Tod must have noticed the bemused look on my face because he went on to say: “some Christians tend to view all of this in black and white. You are either on the road to good or you are on the road to evil; stating further that one cannot travel the road to salvation without assistance, that you cannot do it alone. Dickens was closer to the mark; the divine assistance, as with Faust, would be nice, but it is not absolutely necessary. The believer and the non-believer both can make the right decisions and both will end up with the same result.”

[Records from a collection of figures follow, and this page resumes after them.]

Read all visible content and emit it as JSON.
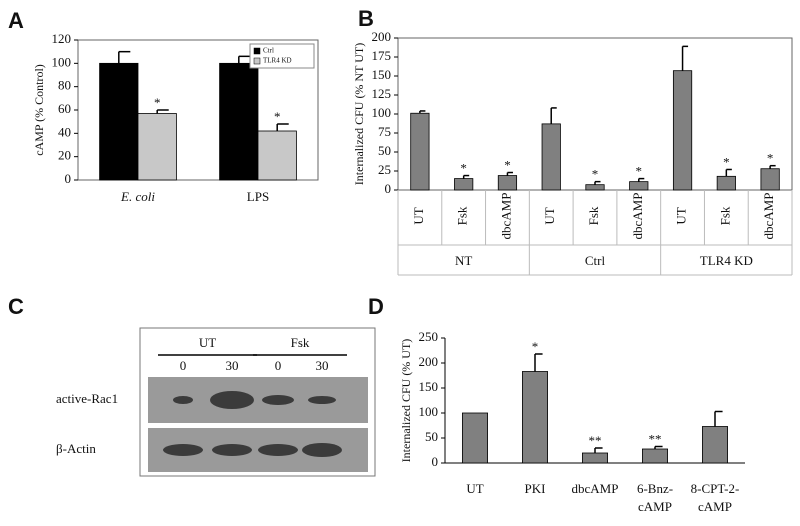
{
  "chart_data": [
    {
      "type": "bar",
      "panel": "A",
      "ylabel": "cAMP (% Control)",
      "categories": [
        "E. coli",
        "LPS"
      ],
      "series": [
        {
          "name": "Ctrl",
          "color": "#000000",
          "values": [
            100,
            100
          ],
          "errors": [
            10,
            6
          ]
        },
        {
          "name": "TLR4 KD",
          "color": "#c8c8c8",
          "values": [
            57,
            42
          ],
          "errors": [
            3,
            6
          ],
          "significance": [
            "*",
            "*"
          ]
        }
      ],
      "ylim": [
        0,
        120
      ],
      "yticks": [
        0,
        20,
        40,
        60,
        80,
        100,
        120
      ]
    },
    {
      "type": "bar",
      "panel": "B",
      "ylabel": "Internalized CFU (% NT UT)",
      "categories": [
        "UT",
        "Fsk",
        "dbcAMP",
        "UT",
        "Fsk",
        "dbcAMP",
        "UT",
        "Fsk",
        "dbcAMP"
      ],
      "groups": [
        "NT",
        "Ctrl",
        "TLR4 KD"
      ],
      "values": [
        101,
        15,
        19,
        87,
        7,
        11,
        157,
        18,
        28
      ],
      "errors": [
        3,
        4,
        4,
        21,
        4,
        4,
        32,
        9,
        4
      ],
      "significance": [
        null,
        "*",
        "*",
        null,
        "*",
        "*",
        null,
        "*",
        "*"
      ],
      "color": "#808080",
      "ylim": [
        0,
        200
      ],
      "yticks": [
        0,
        25,
        50,
        75,
        100,
        125,
        150,
        175,
        200
      ]
    },
    {
      "type": "bar",
      "panel": "D",
      "ylabel": "Internalized CFU (% UT)",
      "categories": [
        [
          "UT"
        ],
        [
          "PKI"
        ],
        [
          "dbcAMP"
        ],
        [
          "6-Bnz-",
          "cAMP"
        ],
        [
          "8-CPT-2-",
          "cAMP"
        ]
      ],
      "values": [
        100,
        183,
        20,
        28,
        73
      ],
      "errors": [
        0,
        35,
        10,
        5,
        30
      ],
      "significance": [
        null,
        "*",
        "**",
        "**",
        null
      ],
      "color": "#808080",
      "ylim": [
        0,
        250
      ],
      "yticks": [
        0,
        50,
        100,
        150,
        200,
        250
      ]
    }
  ],
  "blot": {
    "panel": "C",
    "groups": [
      {
        "label": "UT",
        "times": [
          "0",
          "30"
        ]
      },
      {
        "label": "Fsk",
        "times": [
          "0",
          "30"
        ]
      }
    ],
    "rows": [
      "active-Rac1",
      "β-Actin"
    ]
  }
}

I think I look puzzled because he added: “listen! You all make decisions, some good and some bad. The important thing is not to deliberately make the bad ones. Examples of this abound in human history and it seems that the more powerful the individual, the more likely that this will occur. As Lord Acton once opined ‘Power corrupts; absolute power corrupts absolutely.’ The powerful forget that their position does not put them on a higher plain; that they are not above telling the truth. If I have one admonition for you, it is to remember this, so that there is more of Heaven in you than of Hell.”

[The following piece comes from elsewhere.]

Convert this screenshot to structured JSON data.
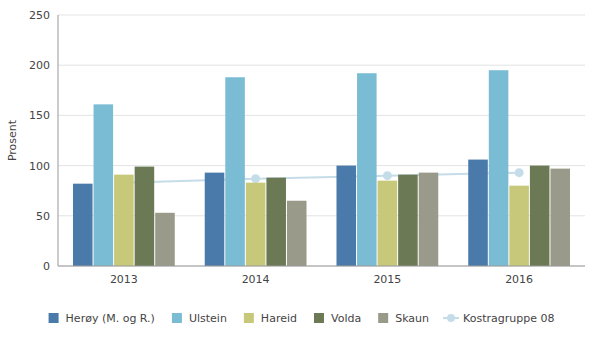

I pressed on, sensing that this interview was about to come to an end.

“What of Heaven and Hell,” I asked, “do they not exist?”

“Not in the way that you think of it. If people are tormented after me, it is their own making. Their separation in this life separates them for all eternity. In a sense, they do pay for their sins, but the payment demanded of them is of their own devising. Dickens, again, caught a sense of it in his Christmas Carol when he showed Marley in torment, trying in vain to help someone. He is helpless and that helplessness is his torment. Another of your authors, C.S. Lewis, wrote that the gates of Hell are locked on the inside.

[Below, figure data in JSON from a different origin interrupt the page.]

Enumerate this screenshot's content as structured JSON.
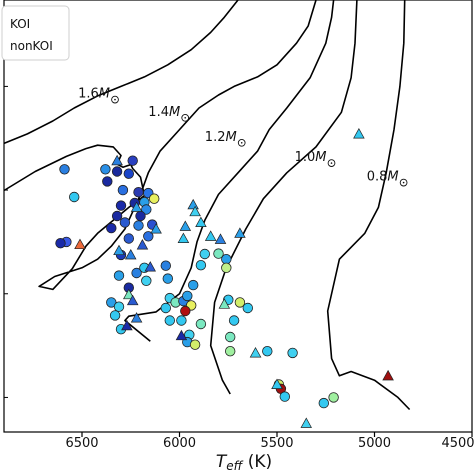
{
  "chart_data": {
    "type": "scatter",
    "title": "",
    "xlabel": "T_eff (K)",
    "xlabel_main": "T",
    "xlabel_sub": "eff",
    "xlabel_unit": " (K)",
    "x_reversed": true,
    "xlim": [
      6900,
      4500
    ],
    "ylim": [
      0,
      1
    ],
    "xticks": [
      6500,
      6000,
      5500,
      5000,
      4500
    ],
    "grid": false,
    "legend": {
      "placement": "top-left",
      "entries": [
        "KOI",
        "nonKOI"
      ]
    },
    "tracks": [
      {
        "label": "1.6M",
        "label_at": [
          6520,
          0.774
        ],
        "points": [
          [
            6900,
            0.668
          ],
          [
            6780,
            0.69
          ],
          [
            6650,
            0.72
          ],
          [
            6540,
            0.75
          ],
          [
            6420,
            0.778
          ],
          [
            6300,
            0.8
          ],
          [
            6180,
            0.822
          ],
          [
            6060,
            0.85
          ],
          [
            5940,
            0.885
          ],
          [
            5840,
            0.925
          ],
          [
            5770,
            0.96
          ],
          [
            5700,
            1.0
          ]
        ]
      },
      {
        "label": "1.4M",
        "label_at": [
          6160,
          0.732
        ],
        "points": [
          [
            6900,
            0.559
          ],
          [
            6740,
            0.603
          ],
          [
            6580,
            0.638
          ],
          [
            6480,
            0.656
          ],
          [
            6420,
            0.664
          ],
          [
            6340,
            0.66
          ],
          [
            6300,
            0.64
          ],
          [
            6320,
            0.62
          ],
          [
            6290,
            0.613
          ],
          [
            6250,
            0.619
          ],
          [
            6240,
            0.61
          ],
          [
            6200,
            0.59
          ],
          [
            6180,
            0.547
          ],
          [
            6260,
            0.52
          ],
          [
            6420,
            0.46
          ],
          [
            6480,
            0.43
          ],
          [
            6550,
            0.378
          ],
          [
            6650,
            0.33
          ],
          [
            6720,
            0.337
          ],
          [
            6640,
            0.36
          ],
          [
            6500,
            0.38
          ],
          [
            6420,
            0.4
          ],
          [
            6350,
            0.43
          ],
          [
            6280,
            0.47
          ],
          [
            6200,
            0.55
          ],
          [
            6160,
            0.6
          ],
          [
            6100,
            0.65
          ],
          [
            6000,
            0.7
          ],
          [
            5900,
            0.75
          ],
          [
            5800,
            0.78
          ],
          [
            5720,
            0.8
          ],
          [
            5600,
            0.822
          ],
          [
            5500,
            0.85
          ],
          [
            5400,
            0.9
          ],
          [
            5340,
            0.94
          ],
          [
            5300,
            1.0
          ]
        ]
      },
      {
        "label": "1.2M",
        "label_at": [
          5870,
          0.674
        ],
        "points": [
          [
            6150,
            0.21
          ],
          [
            6280,
            0.258
          ],
          [
            6260,
            0.268
          ],
          [
            6120,
            0.278
          ],
          [
            6000,
            0.32
          ],
          [
            5940,
            0.38
          ],
          [
            5910,
            0.44
          ],
          [
            5870,
            0.49
          ],
          [
            5800,
            0.55
          ],
          [
            5700,
            0.6
          ],
          [
            5600,
            0.65
          ],
          [
            5540,
            0.7
          ],
          [
            5450,
            0.75
          ],
          [
            5330,
            0.82
          ],
          [
            5250,
            0.9
          ],
          [
            5220,
            0.96
          ],
          [
            5210,
            1.0
          ]
        ]
      },
      {
        "label": "1.0M",
        "label_at": [
          5410,
          0.627
        ],
        "points": [
          [
            5740,
            0.088
          ],
          [
            5780,
            0.12
          ],
          [
            5840,
            0.2
          ],
          [
            5820,
            0.3
          ],
          [
            5760,
            0.38
          ],
          [
            5660,
            0.47
          ],
          [
            5570,
            0.54
          ],
          [
            5450,
            0.6
          ],
          [
            5300,
            0.66
          ],
          [
            5170,
            0.74
          ],
          [
            5120,
            0.82
          ],
          [
            5100,
            0.9
          ],
          [
            5090,
            1.0
          ]
        ]
      },
      {
        "label": "0.8M",
        "label_at": [
          5040,
          0.582
        ],
        "points": [
          [
            4820,
            0.052
          ],
          [
            4880,
            0.08
          ],
          [
            5000,
            0.12
          ],
          [
            5120,
            0.14
          ],
          [
            5180,
            0.13
          ],
          [
            5220,
            0.17
          ],
          [
            5240,
            0.28
          ],
          [
            5180,
            0.4
          ],
          [
            5050,
            0.46
          ],
          [
            4980,
            0.52
          ],
          [
            4940,
            0.6
          ],
          [
            4900,
            0.7
          ],
          [
            4870,
            0.8
          ],
          [
            4850,
            0.9
          ],
          [
            4845,
            1.0
          ]
        ]
      }
    ],
    "series": [
      {
        "name": "KOI",
        "marker": "circle",
        "points": [
          {
            "x": 6590,
            "y": 0.608,
            "c": "#2a7fe0"
          },
          {
            "x": 6540,
            "y": 0.544,
            "c": "#33c8f0"
          },
          {
            "x": 6580,
            "y": 0.44,
            "c": "#3a5ae8"
          },
          {
            "x": 6610,
            "y": 0.437,
            "c": "#1a2aa8"
          },
          {
            "x": 6380,
            "y": 0.608,
            "c": "#2a8fe6"
          },
          {
            "x": 6320,
            "y": 0.603,
            "c": "#1a2a9c"
          },
          {
            "x": 6260,
            "y": 0.598,
            "c": "#1a44c8"
          },
          {
            "x": 6240,
            "y": 0.628,
            "c": "#2a40c0"
          },
          {
            "x": 6370,
            "y": 0.58,
            "c": "#1a2aa0"
          },
          {
            "x": 6290,
            "y": 0.56,
            "c": "#2a6fe0"
          },
          {
            "x": 6210,
            "y": 0.555,
            "c": "#2a3ab0"
          },
          {
            "x": 6160,
            "y": 0.553,
            "c": "#2a74e6"
          },
          {
            "x": 6180,
            "y": 0.532,
            "c": "#2a9fe8"
          },
          {
            "x": 6130,
            "y": 0.54,
            "c": "#e8f060"
          },
          {
            "x": 6230,
            "y": 0.53,
            "c": "#1a2a9c"
          },
          {
            "x": 6300,
            "y": 0.524,
            "c": "#1a2aa8"
          },
          {
            "x": 6170,
            "y": 0.515,
            "c": "#2a8ae8"
          },
          {
            "x": 6200,
            "y": 0.5,
            "c": "#1a2aa0"
          },
          {
            "x": 6210,
            "y": 0.478,
            "c": "#2a7fe0"
          },
          {
            "x": 6280,
            "y": 0.485,
            "c": "#2a5ad0"
          },
          {
            "x": 6320,
            "y": 0.5,
            "c": "#1a2aa0"
          },
          {
            "x": 6140,
            "y": 0.48,
            "c": "#2a50d0"
          },
          {
            "x": 6160,
            "y": 0.453,
            "c": "#2a6fe0"
          },
          {
            "x": 6260,
            "y": 0.448,
            "c": "#2a5ad0"
          },
          {
            "x": 6350,
            "y": 0.472,
            "c": "#1a2aa8"
          },
          {
            "x": 6300,
            "y": 0.41,
            "c": "#1a3ab8"
          },
          {
            "x": 6310,
            "y": 0.362,
            "c": "#2aa0e8"
          },
          {
            "x": 6220,
            "y": 0.368,
            "c": "#2a80e0"
          },
          {
            "x": 6260,
            "y": 0.334,
            "c": "#1a2aa0"
          },
          {
            "x": 6180,
            "y": 0.38,
            "c": "#33c8f0"
          },
          {
            "x": 6170,
            "y": 0.35,
            "c": "#40d0f0"
          },
          {
            "x": 6350,
            "y": 0.3,
            "c": "#2a9fe8"
          },
          {
            "x": 6310,
            "y": 0.29,
            "c": "#40d0f0"
          },
          {
            "x": 6330,
            "y": 0.27,
            "c": "#33c8f0"
          },
          {
            "x": 6300,
            "y": 0.238,
            "c": "#33c8f0"
          },
          {
            "x": 6060,
            "y": 0.355,
            "c": "#2a9fe8"
          },
          {
            "x": 6070,
            "y": 0.385,
            "c": "#2a80e0"
          },
          {
            "x": 6050,
            "y": 0.31,
            "c": "#40d0f0"
          },
          {
            "x": 6020,
            "y": 0.3,
            "c": "#7be8c0"
          },
          {
            "x": 6070,
            "y": 0.287,
            "c": "#33c8f0"
          },
          {
            "x": 6050,
            "y": 0.258,
            "c": "#33c8f0"
          },
          {
            "x": 5980,
            "y": 0.303,
            "c": "#2a80e0"
          },
          {
            "x": 5960,
            "y": 0.315,
            "c": "#2a9fe8"
          },
          {
            "x": 5940,
            "y": 0.293,
            "c": "#e8f060"
          },
          {
            "x": 5970,
            "y": 0.28,
            "c": "#b01010"
          },
          {
            "x": 5990,
            "y": 0.258,
            "c": "#33c8f0"
          },
          {
            "x": 5950,
            "y": 0.225,
            "c": "#40d0f0"
          },
          {
            "x": 5960,
            "y": 0.208,
            "c": "#2a9fe8"
          },
          {
            "x": 5920,
            "y": 0.202,
            "c": "#d2ee6a"
          },
          {
            "x": 5890,
            "y": 0.25,
            "c": "#7be8c0"
          },
          {
            "x": 5930,
            "y": 0.34,
            "c": "#2a9fe8"
          },
          {
            "x": 5870,
            "y": 0.412,
            "c": "#40d0f0"
          },
          {
            "x": 5890,
            "y": 0.386,
            "c": "#33c8f0"
          },
          {
            "x": 5800,
            "y": 0.413,
            "c": "#7be8c0"
          },
          {
            "x": 5760,
            "y": 0.4,
            "c": "#2aa0e8"
          },
          {
            "x": 5760,
            "y": 0.38,
            "c": "#c0f08a"
          },
          {
            "x": 5750,
            "y": 0.306,
            "c": "#33c8f0"
          },
          {
            "x": 5690,
            "y": 0.3,
            "c": "#d2ee6a"
          },
          {
            "x": 5650,
            "y": 0.287,
            "c": "#33c8f0"
          },
          {
            "x": 5720,
            "y": 0.258,
            "c": "#33c8f0"
          },
          {
            "x": 5740,
            "y": 0.22,
            "c": "#7be8c0"
          },
          {
            "x": 5740,
            "y": 0.187,
            "c": "#a0f0a0"
          },
          {
            "x": 5550,
            "y": 0.187,
            "c": "#33c8f0"
          },
          {
            "x": 5490,
            "y": 0.11,
            "c": "#d2ee6a"
          },
          {
            "x": 5480,
            "y": 0.1,
            "c": "#a01010"
          },
          {
            "x": 5460,
            "y": 0.082,
            "c": "#33c8f0"
          },
          {
            "x": 5210,
            "y": 0.08,
            "c": "#a0f0a0"
          },
          {
            "x": 5260,
            "y": 0.067,
            "c": "#33c8f0"
          },
          {
            "x": 5420,
            "y": 0.183,
            "c": "#40d0f0"
          }
        ]
      },
      {
        "name": "nonKOI",
        "marker": "triangle",
        "points": [
          {
            "x": 6320,
            "y": 0.628,
            "c": "#2a80e0"
          },
          {
            "x": 6510,
            "y": 0.434,
            "c": "#ee6a3a"
          },
          {
            "x": 6310,
            "y": 0.42,
            "c": "#2a9fe8"
          },
          {
            "x": 6250,
            "y": 0.41,
            "c": "#2a80e0"
          },
          {
            "x": 6190,
            "y": 0.433,
            "c": "#2a5ad0"
          },
          {
            "x": 6260,
            "y": 0.318,
            "c": "#7be8c0"
          },
          {
            "x": 6240,
            "y": 0.304,
            "c": "#2a5ad0"
          },
          {
            "x": 6270,
            "y": 0.246,
            "c": "#1a2aa8"
          },
          {
            "x": 6220,
            "y": 0.264,
            "c": "#2a80e0"
          },
          {
            "x": 6150,
            "y": 0.382,
            "c": "#2a5ad0"
          },
          {
            "x": 6220,
            "y": 0.52,
            "c": "#2a9fe8"
          },
          {
            "x": 6120,
            "y": 0.47,
            "c": "#2a9fe8"
          },
          {
            "x": 5970,
            "y": 0.476,
            "c": "#2a9fe8"
          },
          {
            "x": 5930,
            "y": 0.526,
            "c": "#2a9fe8"
          },
          {
            "x": 5890,
            "y": 0.485,
            "c": "#33c8f0"
          },
          {
            "x": 5840,
            "y": 0.453,
            "c": "#33c8f0"
          },
          {
            "x": 5980,
            "y": 0.448,
            "c": "#33c8f0"
          },
          {
            "x": 5790,
            "y": 0.446,
            "c": "#2a80e0"
          },
          {
            "x": 5990,
            "y": 0.223,
            "c": "#1a2aa8"
          },
          {
            "x": 5920,
            "y": 0.51,
            "c": "#40d0f0"
          },
          {
            "x": 5770,
            "y": 0.296,
            "c": "#7be8c0"
          },
          {
            "x": 5690,
            "y": 0.46,
            "c": "#2a9fe8"
          },
          {
            "x": 5610,
            "y": 0.183,
            "c": "#40d0f0"
          },
          {
            "x": 5500,
            "y": 0.11,
            "c": "#33c8f0"
          },
          {
            "x": 5350,
            "y": 0.02,
            "c": "#40d0f0"
          },
          {
            "x": 4930,
            "y": 0.13,
            "c": "#a01010"
          },
          {
            "x": 5080,
            "y": 0.69,
            "c": "#33c8f0"
          }
        ]
      }
    ]
  }
}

“Some,” he continued, “who expect nothing after death are quite surprised to find themselves in the presence of the numinous. It sometimes happens when one secretly hopes for that which he or she doesn’t really expect to find.”
I started to object when he continued, “heaven and hell are human constructs. They have no meaning in eternity. You are not eternal in the sense of your creator and, eventually, you will just fade away, you will cease to exist. You have no future when you die, but are part of the great All which is the universe. You are there for a time until you are absorbed by it and become a part of it.”

I looked at my hands holding the rake, the pile of dead leaves, as I tried to make sense of this. So many questions, each leading to another, an eternity of questions. Wanting to ask another, I raised my eyes from the silent ground and realized that the interview was at an end, no one was there. I looked up and down the street, but it was empty. He had, after all, addressed the more important questions. Understanding the answers was another matter and I had much more to ponder than before the interview started. I felt a chill as an imagined shadow passed in front of the sun.

“Are you OK?” my wife called out, “you’ve been standing there so long I thought maybe something was the matter. What did you do, fall asleep?”

“Maybe I did,” I called back, “because I had the strangest dream.” The last part of the sentence fell on silence. She had not waited for an answer but already gone back inside.